Come si gestisce uno stress emotivo come questo?
Una gestione complessa di un lavoro che è già complesso. In pronto soccorso è una normalità avere a che fare con le situazione più disparate e anche più drammatiche. Ma niente è mai stato paragonabile. Il supporto umano, ancora prima che psicologico è stato sostanziale. Ognuno di noi ha immagini in testa che non riuscirà mai più a dimenticare. Quello che sin da subito abbiamo cercato di fare è stato accudirci a vicenda. Quindi monitorare lo stato dei colleghi e intervenire laddove fosse necessario. Prendere il posto, ad esempio, del collega che è prostrato permettendogli di staccare.

Lei come responsabile si è preso cura dello staff. Chi si è preso cura di lei?
Naturalmente come tutti i capi sono più solo. Mi confronto con i miei colleghi responsabili degli altri reparti nelle riunioni di de-briefing e poi affronto tutto con tanto self control che si matura con l'esperienza.

E anche dal punto di vista famigliare immagino che il Covid abbia avuto un impatto…
Inizialmente moltissimo perché ho dovuto stare lontano dalla famiglia. Non potevo vedere nessuno per sicurezza. Mi sono auto isolato e vivevo solo. Adesso fortunatamente riusciamo avere una gestione migliore e ci testiamo quotidianamente. Una svolta che ci permette quanto meno di avere una vita normale.

Un altro aspetto di cui si parla poco è la paura. Come medici non avevate paura per la vostra incolumità?
La paura è stata tanta. Che abbiamo superato per dedizione al lavoro e senso di responsabilità. Abbiamo sempre usato i dpi e siamo stati molto attenti. Ma all'inizio non sapevamo neanche se le protezioni sarebbero bastate. Un altro stress che si aggiungeva al resto. Il nostro impegno è stato far prevalere la responsabilità e la deontologia.

Adesso si parla del vaccino. Quanto fa la differenza per un medico la speranza di una fine dell'emergenza?
La speranza del vaccino ci permette di lavorare un pochino più tranquilli. Nel senso che ci dà un orizzonte. Il problema vero oggi è organizzativo. Abbiamo bisogno di tornare a gestire tutti gli altri malati che in questo momento continuiamo a rimandare. Questo non solo per un servizio che funzioni ma anche perché ormai è quasi un anno che viviamo nell'incertezza.

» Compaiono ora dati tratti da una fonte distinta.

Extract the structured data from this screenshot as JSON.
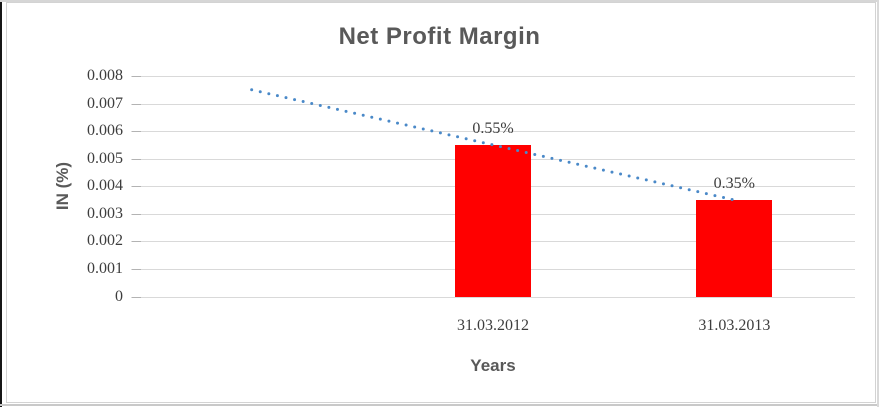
{
  "chart_data": {
    "type": "bar",
    "title": "Net Profit Margin",
    "xlabel": "Years",
    "ylabel": "IN (%)",
    "categories": [
      "31.03.2012",
      "31.03.2013"
    ],
    "values": [
      0.0055,
      0.0035
    ],
    "data_labels": [
      "0.55%",
      "0.35%"
    ],
    "ylim": [
      0,
      0.008
    ],
    "ytick_step": 0.001,
    "ytick_labels": [
      "0.008",
      "0.007",
      "0.006",
      "0.005",
      "0.004",
      "0.003",
      "0.002",
      "0.001",
      "0"
    ],
    "grid": "horizontal-major",
    "legend": "none",
    "bar_color": "#ff0000",
    "trendline": {
      "style": "dotted",
      "color": "#4a89c8",
      "linear_through_values": [
        0.0055,
        0.0035
      ],
      "extends_back_periods": 1,
      "start_value": 0.0075,
      "end_value": 0.0035
    },
    "colors": {
      "bar": "#ff0000",
      "trendline": "#4a89c8",
      "gridline": "#d9d9d9",
      "tick_text": "#3d3d3d",
      "heading_text": "#595959"
    }
  }
}
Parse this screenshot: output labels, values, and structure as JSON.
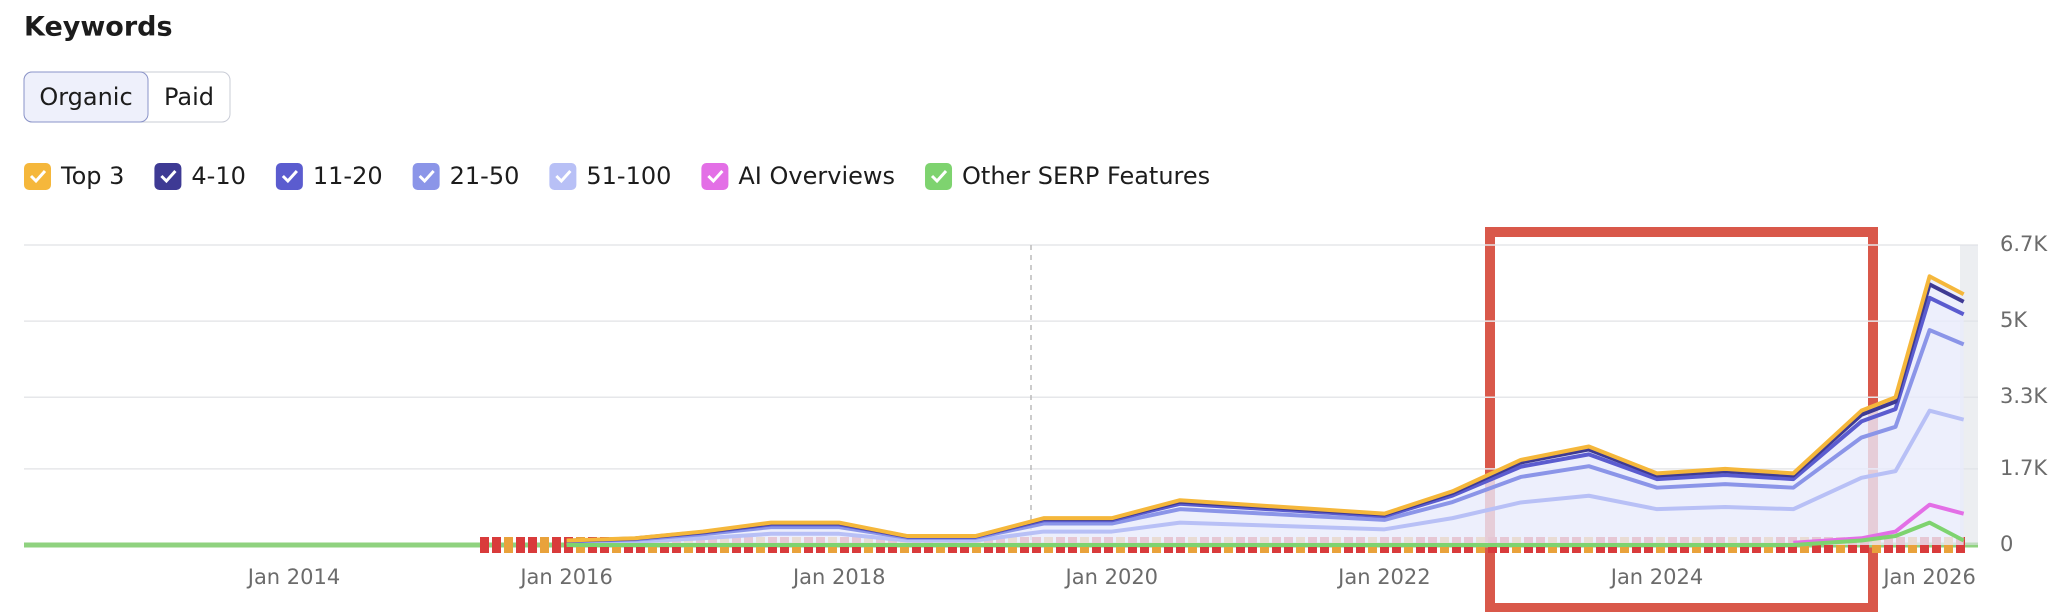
{
  "header": {
    "title": "Keywords",
    "tabs": [
      "Organic",
      "Paid"
    ]
  },
  "chart_data": {
    "type": "line",
    "x": [
      "Jan 2016",
      "Jul 2016",
      "Jan 2017",
      "Jul 2017",
      "Jan 2018",
      "Jul 2018",
      "Jan 2019",
      "Jul 2019",
      "Jan 2020",
      "Jul 2020",
      "Jan 2021",
      "Jul 2021",
      "Jan 2022",
      "Jul 2022",
      "Jan 2023",
      "Jul 2023",
      "Jan 2024",
      "Jul 2024",
      "Jan 2025",
      "Jul 2025",
      "Oct 2025",
      "Jan 2026",
      "Apr 2026"
    ],
    "series": [
      {
        "name": "Top 3",
        "color": "#f5b73b",
        "stacked": true,
        "values": [
          3,
          5,
          9,
          15,
          15,
          6,
          6,
          18,
          18,
          30,
          27,
          24,
          21,
          36,
          57,
          66,
          48,
          51,
          48,
          90,
          99,
          180,
          168
        ]
      },
      {
        "name": "4-10",
        "color": "#3e3a94",
        "stacked": true,
        "values": [
          5,
          8,
          15,
          25,
          25,
          10,
          10,
          30,
          30,
          50,
          45,
          40,
          35,
          60,
          95,
          110,
          80,
          85,
          80,
          150,
          165,
          300,
          280
        ]
      },
      {
        "name": "11-20",
        "color": "#5b5ccf",
        "stacked": true,
        "values": [
          12,
          18,
          36,
          60,
          60,
          24,
          24,
          72,
          72,
          120,
          108,
          96,
          84,
          144,
          228,
          264,
          192,
          204,
          192,
          360,
          396,
          720,
          672
        ]
      },
      {
        "name": "21-50",
        "color": "#8b95e8",
        "stacked": true,
        "values": [
          30,
          45,
          90,
          150,
          150,
          60,
          60,
          180,
          180,
          300,
          270,
          240,
          210,
          360,
          570,
          660,
          480,
          510,
          480,
          900,
          990,
          1800,
          1680
        ]
      },
      {
        "name": "51-100",
        "color": "#b8c0f6",
        "stacked": true,
        "values": [
          50,
          75,
          150,
          250,
          250,
          100,
          100,
          300,
          300,
          500,
          450,
          400,
          350,
          600,
          950,
          1100,
          800,
          850,
          800,
          1500,
          1650,
          3000,
          2800
        ]
      },
      {
        "name": "AI Overviews",
        "color": "#e36fe6",
        "stacked": false,
        "values": [
          null,
          null,
          null,
          null,
          null,
          null,
          null,
          null,
          null,
          null,
          null,
          null,
          null,
          null,
          null,
          null,
          null,
          null,
          50,
          150,
          300,
          900,
          700
        ]
      },
      {
        "name": "Other SERP Features",
        "color": "#7ed36f",
        "stacked": false,
        "values": [
          0,
          0,
          0,
          0,
          0,
          0,
          0,
          0,
          0,
          0,
          0,
          0,
          0,
          0,
          0,
          0,
          0,
          0,
          0,
          100,
          200,
          500,
          100
        ]
      }
    ],
    "ylim": [
      0,
      6700
    ],
    "yticks": [
      0,
      {
        "value": 1700,
        "label": "1.7K"
      },
      {
        "value": 3300,
        "label": "3.3K"
      },
      {
        "value": 5000,
        "label": "5K"
      },
      {
        "value": 6700,
        "label": "6.7K"
      }
    ],
    "xticks": [
      "Jan 2014",
      "Jan 2016",
      "Jan 2018",
      "Jan 2020",
      "Jan 2022",
      "Jan 2024",
      "Jan 2026"
    ],
    "grid": true
  }
}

Non c'è niente di peggio di vivere una situazione in cui ogni routine, prassi, protocollo e sicurezza sia venuta meno a tempo da definire.

Lei è anche presidente di Avis, una grande associazione di volontariato. Questa esperienza quanto è stata utile in questa sfida professionale?
Un'esperienza che è stata fondamentale sicuramente dal punto di vista umano ed di empatia. Facendo volontariato ci si costruisce una sensibilità nei confronti del bisogno e nell'individuarlo che è sicuramente più forte e specifica e che in questa fase ha aiutato molto. Ma è stata fondamentale anche professionale. In questi mesi entravamo in ospedale alle 6 di mattina per uscirne come minimo alle 22. Questo dovendo gestire l'inedito e l'imprevisto costantemente. Il lavoro volontario avviene nel tempo libero ed è molto formativo da questo punto di vista perché abitua a lavorare con questi ritmi e costantemente a contatto con la novità. Aiuta molto nella capacità di sintesi e nel problem solving.